In recent years, George Clinton has forged a creative relationship with experimental producer Flying Lotus and his L.A.-based Brainfeeder label, which ranks other neo-funk forerunners like Thundercat on its artist roster. During that time, he’s also collaborated with the likes of hip-hop superstar Kendrick Lamar, contributing to the Compton rappers highly lauded 2015 album, To Pimp A Butterfly, alongside other L.A. scene associates like Terrace Martin, Kamasi Washington, and more. He even welcomed Kendrick and Ice Cube on a remix of Funkadelic’s “Ain’t That Funkin’ Kinda Hard on You” in 2016.

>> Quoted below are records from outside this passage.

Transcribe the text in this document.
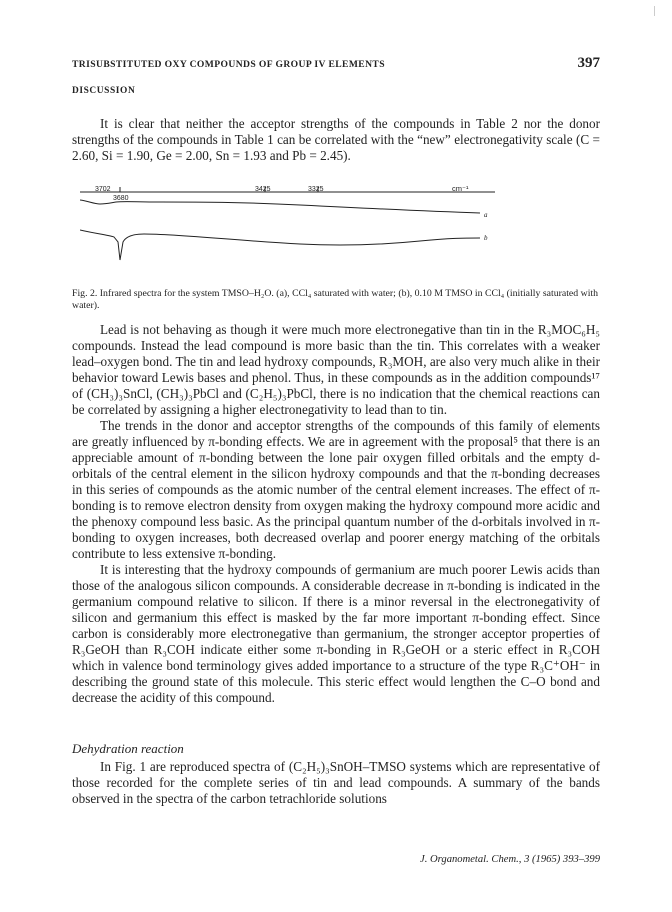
TRISUBSTITUTED OXY COMPOUNDS OF GROUP IV ELEMENTS	397
DISCUSSION

It is clear that neither the acceptor strengths of the compounds in Table 2 nor the donor strengths of the compounds in Table 1 can be correlated with the “new” electronegativity scale (C = 2.60, Si = 1.90, Ge = 2.00, Sn = 1.93 and Pb = 2.45).

3702
3680
3425	3325	cm⁻¹
a
b
Fig. 2. Infrared spectra for the system TMSO–H₂O. (a), CCl₄ saturated with water; (b), 0.10 M TMSO in CCl₄ (initially saturated with water).

Lead is not behaving as though it were much more electronegative than tin in the R₃MOC₆H₅ compounds. Instead the lead compound is more basic than the tin. This correlates with a weaker lead–oxygen bond. The tin and lead hydroxy compounds, R₃MOH, are also very much alike in their behavior toward Lewis bases and phenol. Thus, in these compounds as in the addition compounds¹⁷ of (CH₃)₃SnCl, (CH₃)₃PbCl and (C₂H₅)₃PbCl, there is no indication that the chemical reactions can be correlated by assigning a higher electronegativity to lead than to tin.

The trends in the donor and acceptor strengths of the compounds of this family of elements are greatly influenced by π-bonding effects. We are in agreement with the proposal⁵ that there is an appreciable amount of π-bonding between the lone pair oxygen filled orbitals and the empty d-orbitals of the central element in the silicon hydroxy compounds and that the π-bonding decreases in this series of compounds as the atomic number of the central element increases. The effect of π-bonding is to remove electron density from oxygen making the hydroxy compound more acidic and the phenoxy compound less basic. As the principal quantum number of the d-orbitals involved in π-bonding to oxygen increases, both decreased overlap and poorer energy matching of the orbitals contribute to less extensive π-bonding.

It is interesting that the hydroxy compounds of germanium are much poorer Lewis acids than those of the analogous silicon compounds. A considerable decrease in π-bonding is indicated in the germanium compound relative to silicon. If there is a minor reversal in the electronegativity of silicon and germanium this effect is masked by the far more important π-bonding effect. Since carbon is considerably more electronegative than germanium, the stronger acceptor properties of R₃GeOH than R₃COH indicate either some π-bonding in R₃GeOH or a steric effect in R₃COH which in valence bond terminology gives added importance to a structure of the type R₃C⁺OH⁻ in describing the ground state of this molecule. This steric effect would lengthen the C–O bond and decrease the acidity of this compound.

Dehydration reaction

In Fig. 1 are reproduced spectra of (C₂H₅)₃SnOH–TMSO systems which are representative of those recorded for the complete series of tin and lead compounds. A summary of the bands observed in the spectra of the carbon tetrachloride solutions

J. Organometal. Chem., 3 (1965) 393–399
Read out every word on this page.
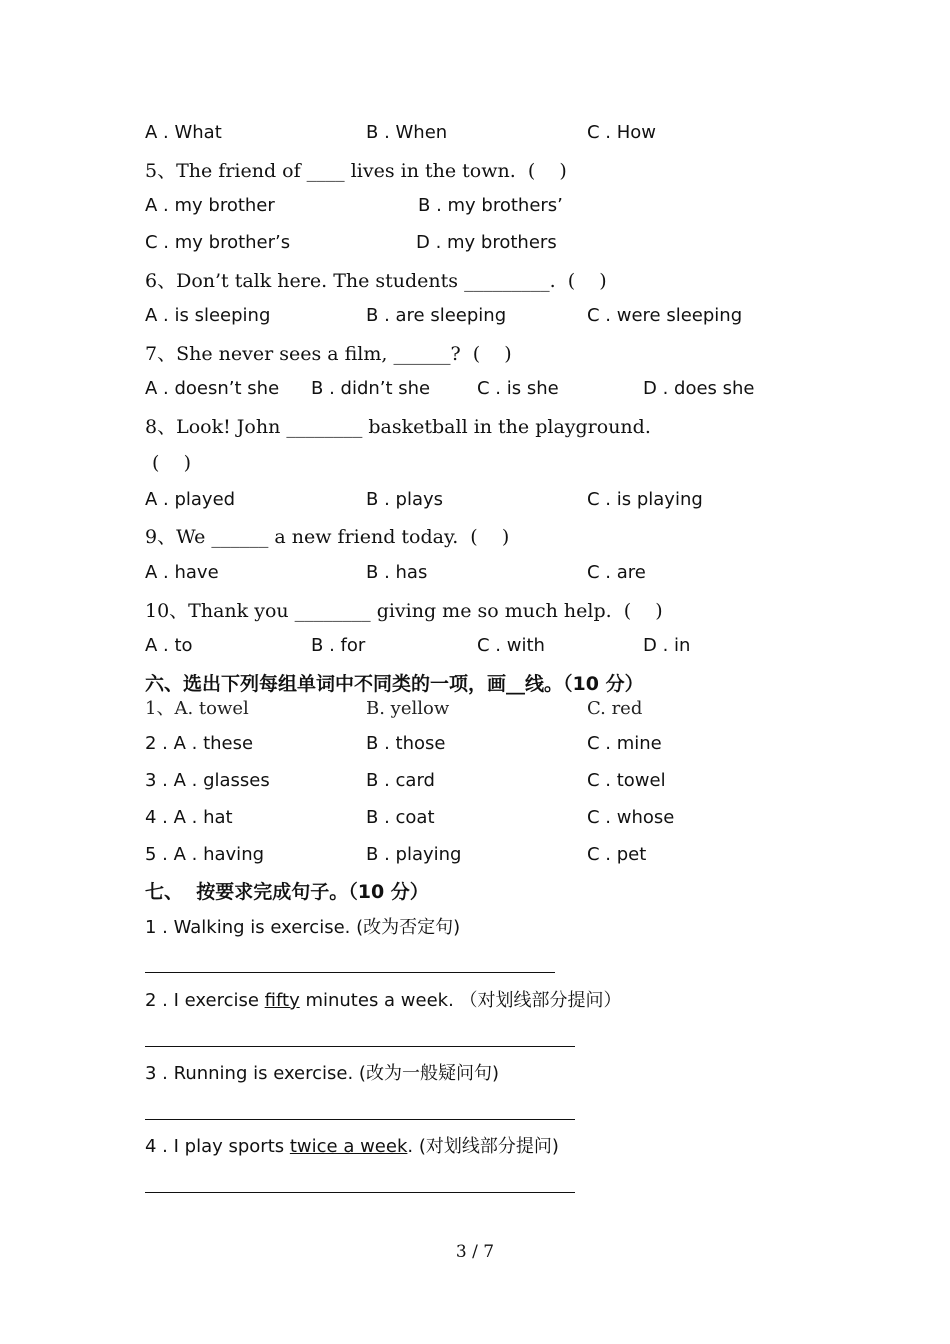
A . What	B . When	C . How
5、The friend of ____ lives in the town.  (    )
A . my brother	B . my brothers’
C . my brother’s	D . my brothers
6、Don’t talk here. The students _________.  (    )
A . is sleeping	B . are sleeping	C . were sleeping
7、She never sees a film, ______?  (    )
A . doesn’t she B . didn’t she	C . is she	D . does she
8、Look! John ________ basketball in the playground.
(    )
A . played	B . plays	C . is playing
9、We ______ a new friend today.  (    )
A . have	B . has	C . are
10、Thank you ________ giving me so much help.  (    )
A . to	B . for	C . with	D . in
六、选出下列每组单词中不同类的一项，画__线。（10 分）
1、A. towel	B. yellow	C. red
2 . A . these	B . those	C . mine
3 . A . glasses	B . card	C . towel
4 . A . hat	B . coat	C . whose
5 . A . having	B . playing	C . pet
七、  按要求完成句子。（10 分）
1 . Walking is exercise. (改为否定句)
2 . I exercise fifty minutes a week. （对划线部分提问）
3 . Running is exercise. (改为一般疑问句)
4 . I play sports twice a week. (对划线部分提问)
3 / 7
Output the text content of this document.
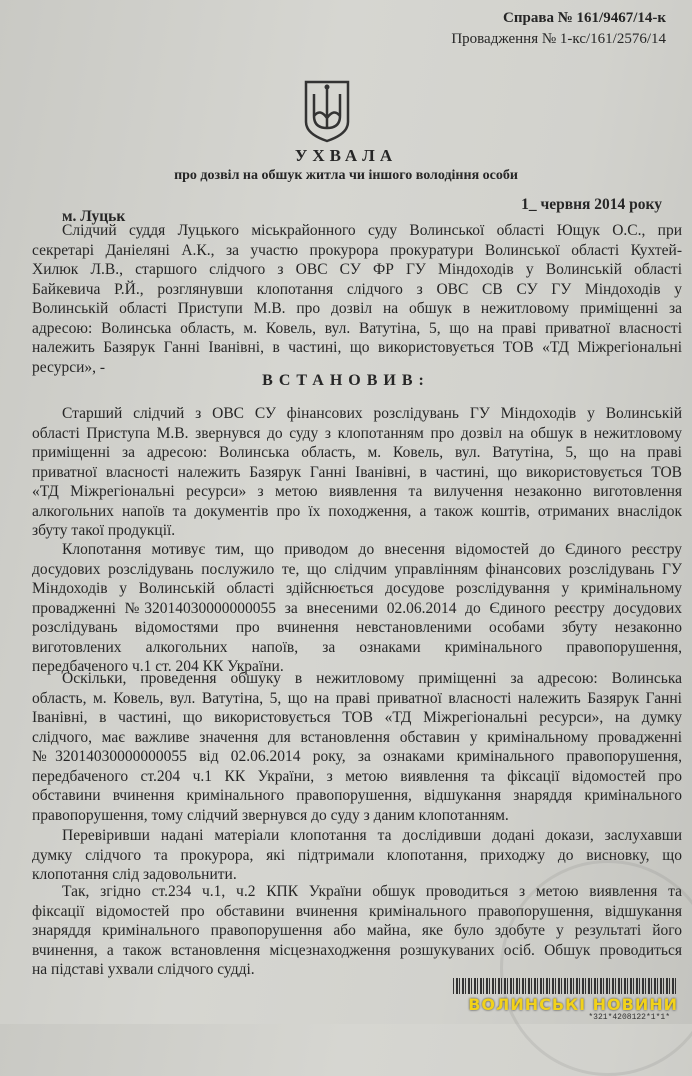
Справа № 161/9467/14-к
Провадження № 1-кс/161/2576/14
УХВАЛА
про дозвіл на обшук житла чи іншого володіння особи
1_ червня 2014 року
м. Луцьк
Слідчий суддя Луцького міськрайонного суду Волинської області Ющук О.С., при
секретарі Даніеляні А.К., за участю прокурора прокуратури Волинської області Кухтей-
Хилюк Л.В., старшого слідчого з ОВС СУ ФР ГУ Міндоходів у Волинській області
Байкевича Р.Й., розглянувши клопотання слідчого з ОВС СВ СУ ГУ Міндоходів у
Волинській області Приступи М.В. про дозвіл на обшук в нежитловому приміщенні за
адресою: Волинська область, м. Ковель, вул. Ватутіна, 5, що на праві приватної власності
належить Базярук Ганні Іванівні, в частині, що використовується ТОВ «ТД Міжрегіональні
ресурси», -
ВСТАНОВИВ:
Старший слідчий з ОВС СУ фінансових розслідувань ГУ Міндоходів у Волинській
області Приступа М.В. звернувся до суду з клопотанням про дозвіл на обшук в нежитловому
приміщенні за адресою: Волинська область, м. Ковель, вул. Ватутіна, 5, що на праві
приватної власності належить Базярук Ганні Іванівні, в частині, що використовується ТОВ
«ТД Міжрегіональні ресурси» з метою виявлення та вилучення незаконно виготовлення
алкогольних напоїв та документів про їх походження, а також коштів, отриманих внаслідок
збуту такої продукції.
Клопотання мотивує тим, що приводом до внесення відомостей до Єдиного реєстру
досудових розслідувань послужило те, що слідчим управлінням фінансових розслідувань ГУ
Міндоходів у Волинській області здійснюється досудове розслідування у кримінальному
провадженні №32014030000000055 за внесеними 02.06.2014 до Єдиного реєстру досудових
розслідувань відомостями про вчинення невстановленими особами збуту незаконно
виготовлених алкогольних напоїв, за ознаками кримінального правопорушення,
передбаченого ч.1 ст. 204 КК України.
Оскільки, проведення обшуку в нежитловому приміщенні за адресою: Волинська
область, м. Ковель, вул. Ватутіна, 5, що на праві приватної власності належить Базярук Ганні
Іванівні, в частині, що використовується ТОВ «ТД Міжрегіональні ресурси», на думку
слідчого, має важливе значення для встановлення обставин у кримінальному провадженні
№32014030000000055 від 02.06.2014 року, за ознаками кримінального правопорушення,
передбаченого ст.204 ч.1 КК України, з метою виявлення та фіксації відомостей про
обставини вчинення кримінального правопорушення, відшукання знаряддя кримінального
правопорушення, тому слідчий звернувся до суду з даним клопотанням.
Перевіривши надані матеріали клопотання та дослідивши додані докази, заслухавши
думку слідчого та прокурора, які підтримали клопотання, приходжу до висновку, що
клопотання слід задовольнити.
Так, згідно ст.234 ч.1, ч.2 КПК України обшук проводиться з метою виявлення та
фіксації відомостей про обставини вчинення кримінального правопорушення, відшукання
знаряддя кримінального правопорушення або майна, яке було здобуте у результаті його
вчинення, а також встановлення місцезнаходження розшукуваних осіб. Обшук проводиться
на підставі ухвали слідчого судді.
ВОЛИНСЬКІ НОВИНИ
*321*4208122*1*1*
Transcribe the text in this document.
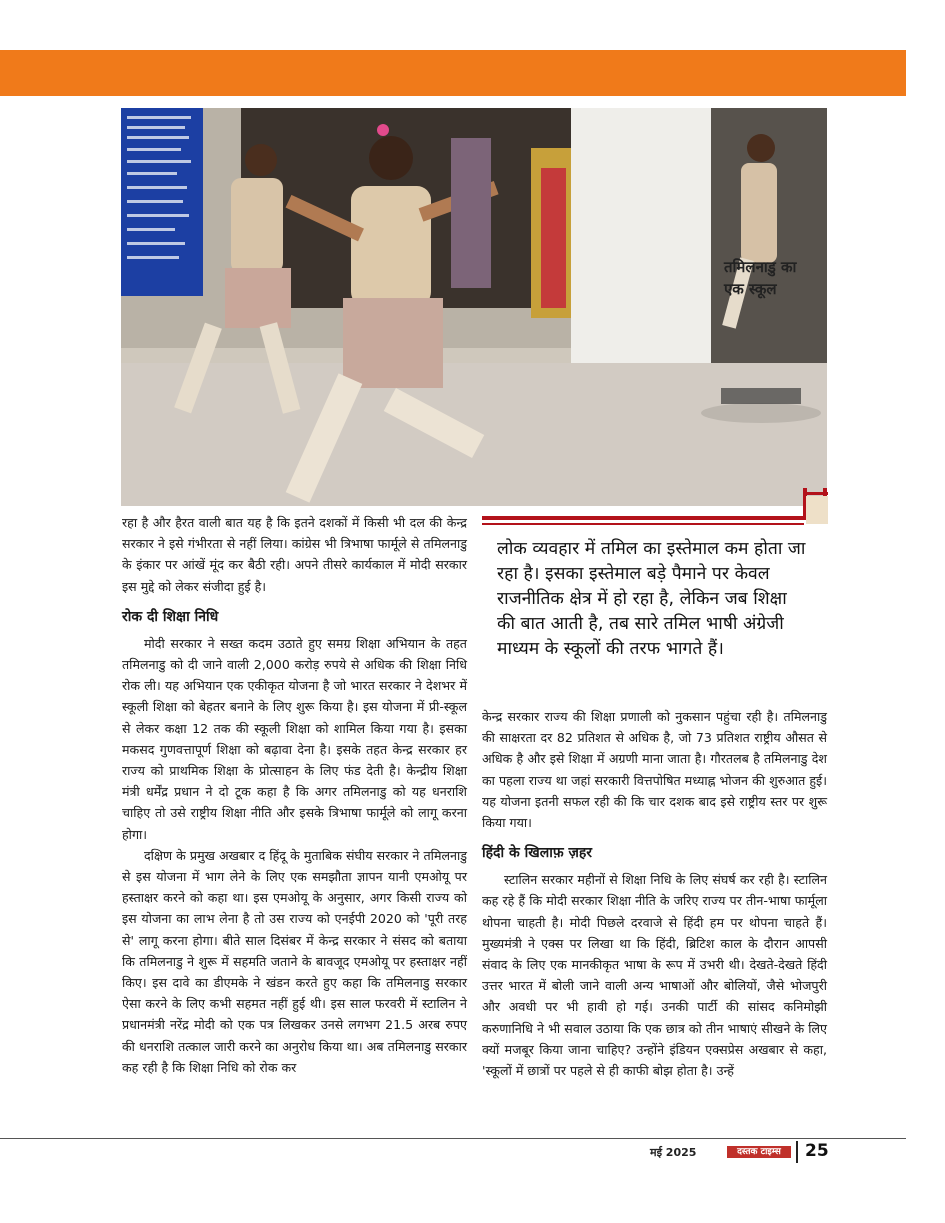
तमिलनाडु का
एक स्कूल

रहा है और हैरत वाली बात यह है कि इतने दशकों में किसी भी दल की केन्द्र सरकार ने इसे गंभीरता से नहीं लिया। कांग्रेस भी त्रिभाषा फार्मूले से तमिलनाडु के इंकार पर आंखें मूंद कर बैठी रही। अपने तीसरे कार्यकाल में मोदी सरकार इस मुद्दे को लेकर संजीदा हुई है।

रोक दी शिक्षा निधि

मोदी सरकार ने सख्त कदम उठाते हुए समग्र शिक्षा अभियान के तहत तमिलनाडु को दी जाने वाली 2,000 करोड़ रुपये से अधिक की शिक्षा निधि रोक ली। यह अभियान एक एकीकृत योजना है जो भारत सरकार ने देशभर में स्कूली शिक्षा को बेहतर बनाने के लिए शुरू किया है। इस योजना में प्री-स्कूल से लेकर कक्षा 12 तक की स्कूली शिक्षा को शामिल किया गया है। इसका मकसद गुणवत्तापूर्ण शिक्षा को बढ़ावा देना है। इसके तहत केन्द्र सरकार हर राज्य को प्राथमिक शिक्षा के प्रोत्साहन के लिए फंड देती है। केन्द्रीय शिक्षा मंत्री धर्मेंद्र प्रधान ने दो टूक कहा है कि अगर तमिलनाडु को यह धनराशि चाहिए तो उसे राष्ट्रीय शिक्षा नीति और इसके त्रिभाषा फार्मूले को लागू करना होगा।

दक्षिण के प्रमुख अखबार द हिंदू के मुताबिक संघीय सरकार ने तमिलनाडु से इस योजना में भाग लेने के लिए एक समझौता ज्ञापन यानी एमओयू पर हस्ताक्षर करने को कहा था। इस एमओयू के अनुसार, अगर किसी राज्य को इस योजना का लाभ लेना है तो उस राज्य को एनईपी 2020 को 'पूरी तरह से' लागू करना होगा। बीते साल दिसंबर में केन्द्र सरकार ने संसद को बताया कि तमिलनाडु ने शुरू में सहमति जताने के बावजूद एमओयू पर हस्ताक्षर नहीं किए। इस दावे का डीएमके ने खंडन करते हुए कहा कि तमिलनाडु सरकार ऐसा करने के लिए कभी सहमत नहीं हुई थी। इस साल फरवरी में स्टालिन ने प्रधानमंत्री नरेंद्र मोदी को एक पत्र लिखकर उनसे लगभग 21.5 अरब रुपए की धनराशि तत्काल जारी करने का अनुरोध किया था। अब तमिलनाडु सरकार कह रही है कि शिक्षा निधि को रोक कर

लोक व्यवहार में तमिल का इस्तेमाल कम होता जा रहा है। इसका इस्तेमाल बड़े पैमाने पर केवल राजनीतिक क्षेत्र में हो रहा है, लेकिन जब शिक्षा की बात आती है, तब सारे तमिल भाषी अंग्रेजी माध्यम के स्कूलों की तरफ भागते हैं।

केन्द्र सरकार राज्य की शिक्षा प्रणाली को नुकसान पहुंचा रही है। तमिलनाडु की साक्षरता दर 82 प्रतिशत से अधिक है, जो 73 प्रतिशत राष्ट्रीय औसत से अधिक है और इसे शिक्षा में अग्रणी माना जाता है। गौरतलब है तमिलनाडु देश का पहला राज्य था जहां सरकारी वित्तपोषित मध्याह्न भोजन की शुरुआत हुई। यह योजना इतनी सफल रही की कि चार दशक बाद इसे राष्ट्रीय स्तर पर शुरू किया गया।

हिंदी के खिलाफ़ ज़हर

स्टालिन सरकार महीनों से शिक्षा निधि के लिए संघर्ष कर रही है। स्टालिन कह रहे हैं कि मोदी सरकार शिक्षा नीति के जरिए राज्य पर तीन-भाषा फार्मूला थोपना चाहती है। मोदी पिछले दरवाजे से हिंदी हम पर थोपना चाहते हैं। मुख्यमंत्री ने एक्स पर लिखा था कि हिंदी, ब्रिटिश काल के दौरान आपसी संवाद के लिए एक मानकीकृत भाषा के रूप में उभरी थी। देखते-देखते हिंदी उत्तर भारत में बोली जाने वाली अन्य भाषाओं और बोलियों, जैसे भोजपुरी और अवधी पर भी हावी हो गई। उनकी पार्टी की सांसद कनिमोझी करुणानिधि ने भी सवाल उठाया कि एक छात्र को तीन भाषाएं सीखने के लिए क्यों मजबूर किया जाना चाहिए? उन्होंने इंडियन एक्सप्रेस अखबार से कहा, 'स्कूलों में छात्रों पर पहले से ही काफी बोझ होता है। उन्हें

मई 2025	दस्तक टाइम्स	25
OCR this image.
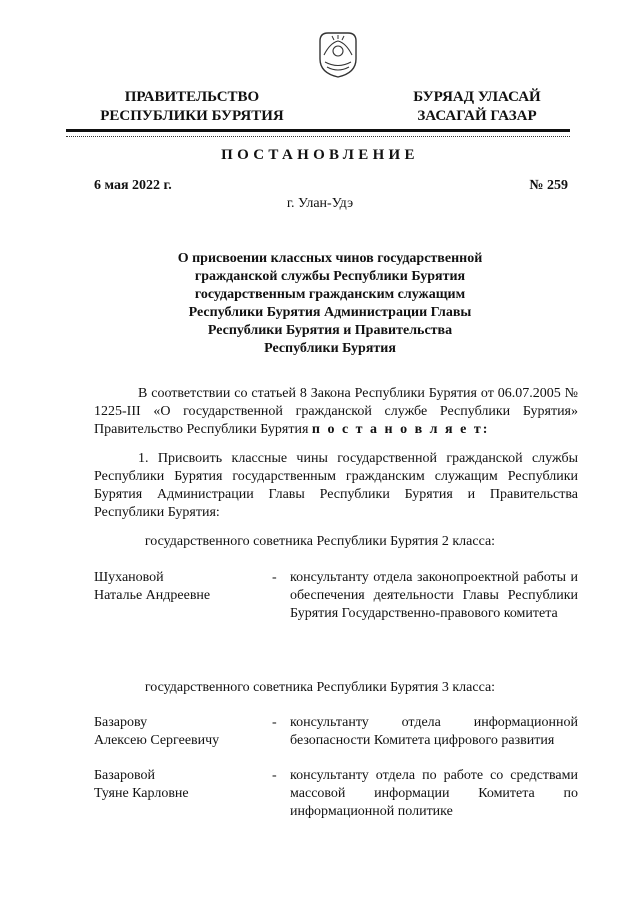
ПРАВИТЕЛЬСТВО
РЕСПУБЛИКИ БУРЯТИЯ
БУРЯАД УЛАСАЙ
ЗАСАГАЙ ГАЗАР
ПОСТАНОВЛЕНИЕ
6 мая 2022 г.	№ 259
г. Улан-Удэ
О присвоении классных чинов государственной
гражданской службы Республики Бурятия
государственным гражданским служащим
Республики Бурятия Администрации Главы
Республики Бурятия и Правительства
Республики Бурятия
В соответствии со статьей 8 Закона Республики Бурятия от 06.07.2005 № 1225-III «О государственной гражданской службе Республики Бурятия» Правительство Республики Бурятия п о с т а н о в л я е т:
1. Присвоить классные чины государственной гражданской службы Республики Бурятия государственным гражданским служащим Республики Бурятия Администрации Главы Республики Бурятия и Правительства Республики Бурятия:
государственного советника Республики Бурятия 2 класса:
Шухановой
Наталье Андреевне
- консультанту отдела законопроектной работы и обеспечения деятельности Главы Республики Бурятия Государственно-правового комитета
государственного советника Республики Бурятия 3 класса:
Базарову
Алексею Сергеевичу
- консультанту отдела информационной безопасности Комитета цифрового развития
Базаровой
Туяне Карловне
- консультанту отдела по работе со средствами массовой информации Комитета по информационной политике
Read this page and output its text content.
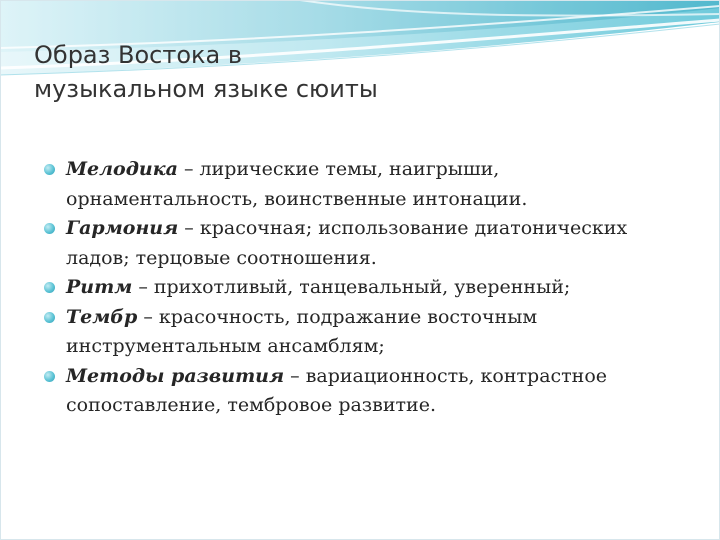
Образ Востока в
музыкальном языке сюиты
Мелодика – лирические темы, наигрыши, орнаментальность, воинственные интонации.
Гармония – красочная; использование диатонических ладов; терцовые соотношения.
Ритм – прихотливый, танцевальный, уверенный;
Тембр – красочность, подражание восточным инструментальным ансамблям;
Методы развития – вариационность, контрастное сопоставление, тембровое развитие.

George Clinton & Funkadelic ft. Kendrick Lamar, Ice Cube – “Ain’t That Funkin’ Kinda Hard On You”
[Video: GeorgeClintonVEVO]
George Clinton is not the only legacy artist that’s been influenced by this jazz-funk-hip-hop new guard. Herbie Hancock is notably working on a new album that will feature Kendrick, Thundercat, Flying Lotus, Kamasi, and other contemporary artists of their ilk.
In a recent Reddit AMA session, one fan asked Dr. Funkenstein what it was like working with Flying Lotus. This was his response:
He reminds me so much of when Bootsy [Collins] first came around. Thundercat, Steve [Flying Lotus] and the whole crew. Kendrick Lamar, it feels so much like 1975 when Bootsy first came around and started mixing James Brown with P-Funk. The same thing is happening with Flying Lotus, and it’s putting me in touch with so many new musicians. These are the new generation of funk musicians. So, it’s educational working with him. It’s a whole new version of ourselves.
George Clinton’s high praise for artists like Kendrick Lamar is nothing new. He’s been praising his abilities for years. When To Pimp A Butterfly came out in 2015, Clinton told Pigeons & Planes,
I wasn’t surprised that the album came out sounding the way it did. I could tell from the song I did with him, the way he was talking and his interpretation of funk, that it was going to be something new. Kendrick told me respect was going to be paid to the funk. …
He’s number one right now! It’s hard as hell to be in that position with so much attention, but he’s got a good team around him. It’s hard to deal with and still try to be creative at the same time, but he has that in check. The only other person I’ve seen do it like that before is Prince! It’s a crazy amount of pressure, but for me, I learned the value of playing crazy—people think you’re crazy, they don’t bother you as much. Kendrick’s got a mission set out for him, I don’t know if he fully realizes it yet but it’s there.
These days, the funk “genre” is thriving beyond the mainstream, with bands like Lettuce, Turkuaz, Galactic, The Motet, and many more continuing to make strides and earn consistently bigger audiences in their respective spaces. Pop artists like Bruno Mars and Mark Ronson have also garnered immense commercial success with their funk-infused brand of pop, and funk pioneers like the surviving members of The Meters still doing their thing on various projects. Most people wouldn’t put artists like Kendrick and Flying Lotus in the “funk” category at all, let alone refer to them as its future.
But the way George Clinton has always seen it, funk is less of a genre and more of an approach, a feel. Clinton has always been one to move beyond the comfort zone of his “genre,” and is fully aware of that aspect of music’s evolution, particularly after moving toward psychedelia and away from more traditional “funk” as his career went on. As he noted in a 2015 interview with Noisey,
Any time you go pop or cross over, you already begin to lose the audience that you started out with. It just so happened that the black music became the pop music of the next generation. What’s really black for ten years becomes really pop the next ten years. With rock ‘n’ roll, a lot of black people think it’s white music totally. They don’t know about Little Richard and Chuck Berry. The only thing they know is that Jimi Hendrix played some psychedelic. So yeah, you lose your audience if you go from one audience to the next. Most of the black music you get today—hip-hop—it’s totally pop.
Considering his experiences and familiarity with “funk music,” its constant evolution, and the artists he notes as representing its new guard, Clinton certainly makes a compelling point about the artists he sees as “the new generation of funk musicians.”